L'orologio indicava le 19,30 e allo stadio Comunale ( quello che oggi
porta il nome di Artemio Franchi) era impossibile trovare nell'aria
ferma e umida un benché piccolo accenno di refrigerio. Ai calci di
rigore si stavano decidendo i quarti di finale dei mondiali di calcio
tra l'Argentina di Maradona e la Jugoslavia dei tanti talenti
balcanici.
Dopo centoventi minuti di calcio a decidere il risultato sarebbe stato
il calcio di rigore di Faruk Hadžibegić, un difensore in maglia blu,
il numero cinque della nazionale della Repubblica Socialista Federale
di Jugoslavia. Lo stesso giocatore che, due anni dopo, indossò per ultimo
la fascia di capitano della nazionale del suo paese prima che "la terra
degli slavi del sud" si dissolvesse nella tempesta della guerra. Faruk
tirò la palla all'angolo ma si fece parare il tiro da Sergio Goycochea,
il portiere della selecciòn di Buenos Aires. La Jugoslavia era
eliminata.

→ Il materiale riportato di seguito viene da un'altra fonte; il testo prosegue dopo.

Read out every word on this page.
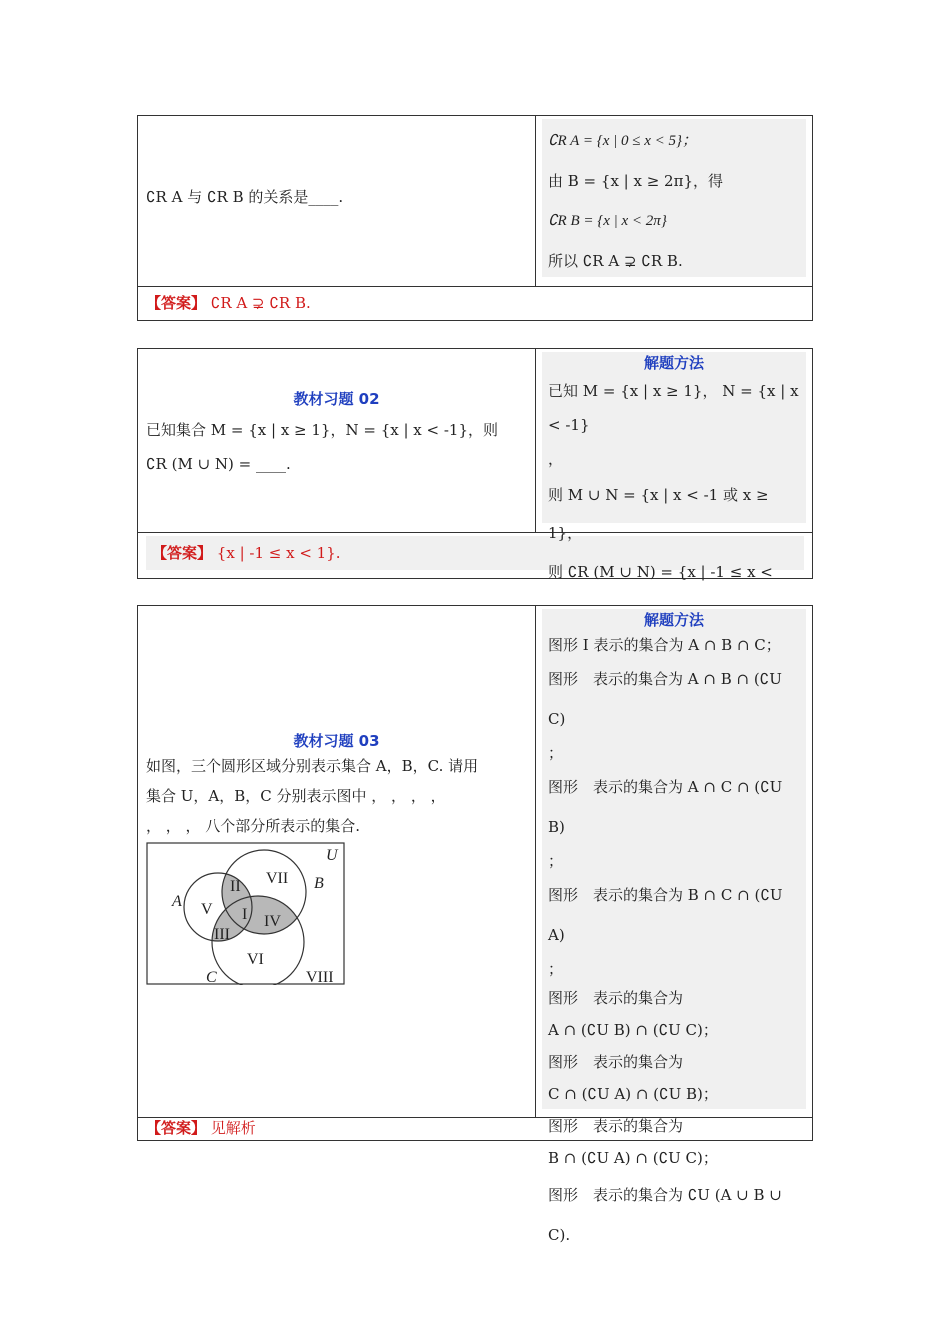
∁R A 与 ∁R B 的关系是____.
∁R A = {x | 0 ≤ x < 5}；
由 B = {x | x ≥ 2π}，得
∁R B = {x | x < 2π}
所以 ∁R A ⊋ ∁R B.
【答案】 ∁R A ⊋ ∁R B.
教材习题 02
已知集合 M = {x | x ≥ 1}，N = {x | x < -1}，则
∁R (M ∪ N) = ____.
解题方法
已知 M = {x | x ≥ 1}， N = {x | x < -1}
，
则 M ∪ N = {x | x < -1 或 x ≥ 1}，
则 ∁R (M ∪ N) = {x | -1 ≤ x <
【答案】 {x | -1 ≤ x < 1}.
教材习题 03
如图，三个圆形区域分别表示集合 A，B，C. 请用
集合 U，A，B，C 分别表示图中 ， ， ， ，
， ， ， 八个部分所表示的集合.
U
A
B
C
II VII
V I IV
III
VI
VIII
解题方法
图形 I 表示的集合为 A ∩ B ∩ C；
图形　表示的集合为 A ∩ B ∩ (∁U C)
；
图形　表示的集合为 A ∩ C ∩ (∁U B)
；
图形　表示的集合为 B ∩ C ∩ (∁U A)
；
图形　表示的集合为
A ∩ (∁U B) ∩ (∁U C)；
图形　表示的集合为
C ∩ (∁U A) ∩ (∁U B)；
图形　表示的集合为
B ∩ (∁U A) ∩ (∁U C)；
图形　表示的集合为 ∁U (A ∪ B ∪ C).
【答案】 见解析
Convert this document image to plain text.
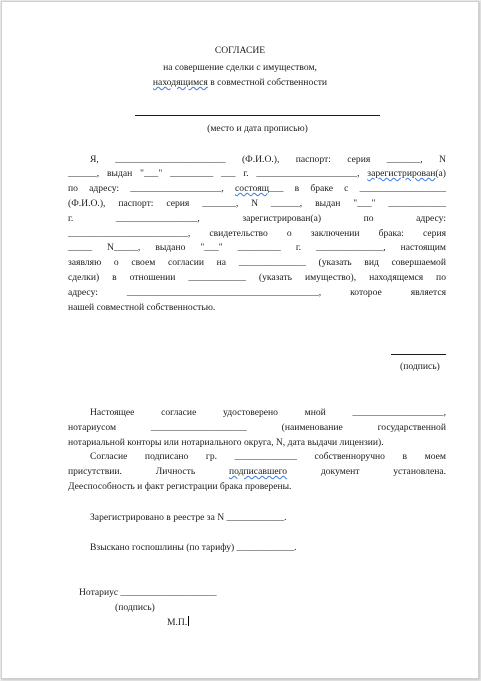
СОГЛАСИЕ
на совершение сделки с имуществом,
находящимся в совместной собственности
(место и дата прописью)
Я, _______________________ (Ф.И.О.), паспорт: серия _______, N
______, выдан "___" _________ ___ г. _____________________, зарегистрирован(а)
по адресу: ___________________, состоящ___ в браке с __________________
(Ф.И.О.), паспорт: серия _______, N ______, выдан "___" ____________
г. _________________, зарегистрирован(а) по адресу:
_________________________, свидетельство о заключении брака: серия
_____ N_____, выдано "___" _________ г. ______________, настоящим
заявляю о своем согласии на ______________ (указать вид совершаемой
сделки) в отношении ____________ (указать имущество), находящемся по
адресу: ________________________________________, которое является
нашей совместной собственностью.
(подпись)
Настоящее согласие удостоверено мной ___________________,
нотариусом ____________________ (наименование государственной
нотариальной конторы или нотариального округа, N, дата выдачи лицензии).
Согласие подписано гр. _____________ собственноручно в моем
присутствии. Личность подписавшего документ установлена.
Дееспособность и факт регистрации брака проверены.
Зарегистрировано в реестре за N ____________.
Взыскано госпошлины (по тарифу) ____________.
Нотариус ____________________
(подпись)
М.П.
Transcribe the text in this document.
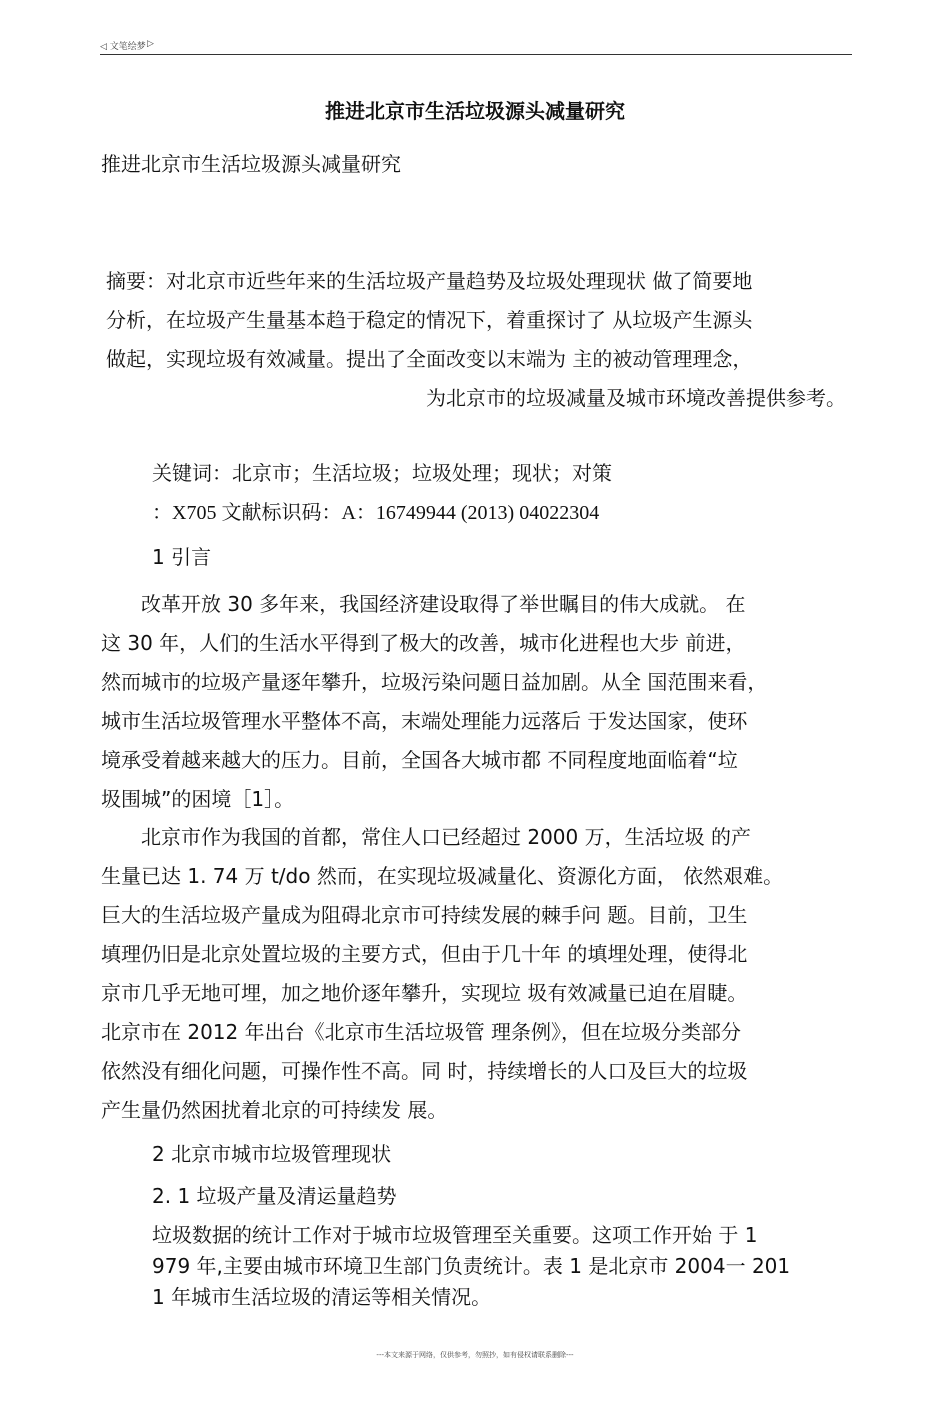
◁ 文笔绘梦 ▷
推进北京市生活垃圾源头减量研究
推进北京市生活垃圾源头减量研究
摘要：对北京市近些年来的生活垃圾产量趋势及垃圾处理现状 做了简要地
分析，在垃圾产生量基本趋于稳定的情况下，着重探讨了 从垃圾产生源头
做起，实现垃圾有效减量。提出了全面改变以末端为 主的被动管理理念，
为北京市的垃圾减量及城市环境改善提供参考。
关键词：北京市；生活垃圾；垃圾处理；现状；对策
：X705 文献标识码：A：16749944 (2013) 04022304
1 引言
　　改革开放 30 多年来，我国经济建设取得了举世瞩目的伟大成就。 在
这 30 年，人们的生活水平得到了极大的改善，城市化进程也大步 前进，
然而城市的垃圾产量逐年攀升，垃圾污染问题日益加剧。从全 国范围来看，
城市生活垃圾管理水平整体不高，末端处理能力远落后 于发达国家，使环
境承受着越来越大的压力。目前，全国各大城市都 不同程度地面临着“垃
圾围城”的困境［1］。
　　北京市作为我国的首都，常住人口已经超过 2000 万，生活垃圾 的产
生量已达 1. 74 万 t/do 然而，在实现垃圾减量化、资源化方面， 依然艰难。
巨大的生活垃圾产量成为阻碍北京市可持续发展的棘手问 题。目前，卫生
填理仍旧是北京处置垃圾的主要方式，但由于几十年 的填埋处理，使得北
京市几乎无地可埋，加之地价逐年攀升，实现垃 圾有效减量已迫在眉睫。
北京市在 2012 年出台《北京市生活垃圾管 理条例》，但在垃圾分类部分
依然没有细化问题，可操作性不高。同 时，持续增长的人口及巨大的垃圾
产生量仍然困扰着北京的可持续发 展。
2 北京市城市垃圾管理现状
2. 1 垃圾产量及清运量趋势
垃圾数据的统计工作对于城市垃圾管理至关重要。这项工作开始 于 1
979 年,主要由城市环境卫生部门负责统计。表 1 是北京市 2004一 201
1 年城市生活垃圾的清运等相关情况。
---本文来源于网络，仅供参考，勿照抄，如有侵权请联系删除---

L'illusione era finita .Quel rigore fallito, in un certo
senso, divenne il simbolo del destino di una nazione condannata a
sgretolarsi in una guerra feroce come solo le guerre tra fratelli sanno
essere. Quasi che un penalty potesse diventare il detonatore
dell'implosione di un intero paese, pronto a imboccare il tragico
destino che sarebbe seguito di lì a poco. Raccontando questa storia nel
suo "L'ultimo rigore di Faruk" (Sellerio), il giornalista Luigi
("Gigi") Riva coglie la complessità di un evento che sembrava soltanto
sportivo e con un'attenzione da storico e una spiccata sensibilità da
narratore porta il lettore "dentro" la storia di questo tiro fatale. La
leggenda popolare vuole che una eventuale vittoria nella competizione
avrebbe contribuito al "ritorno di fiamma" di un forte sentimento
nazionale per gli jugoslavi, scongiurando il crollo che si sarebbe
prodotto con la dissoluzione del paese orfano di Tito. Una sorta di
Bratstvo i jedinstvo, Fratellanza e Unità, in chiave calcistica.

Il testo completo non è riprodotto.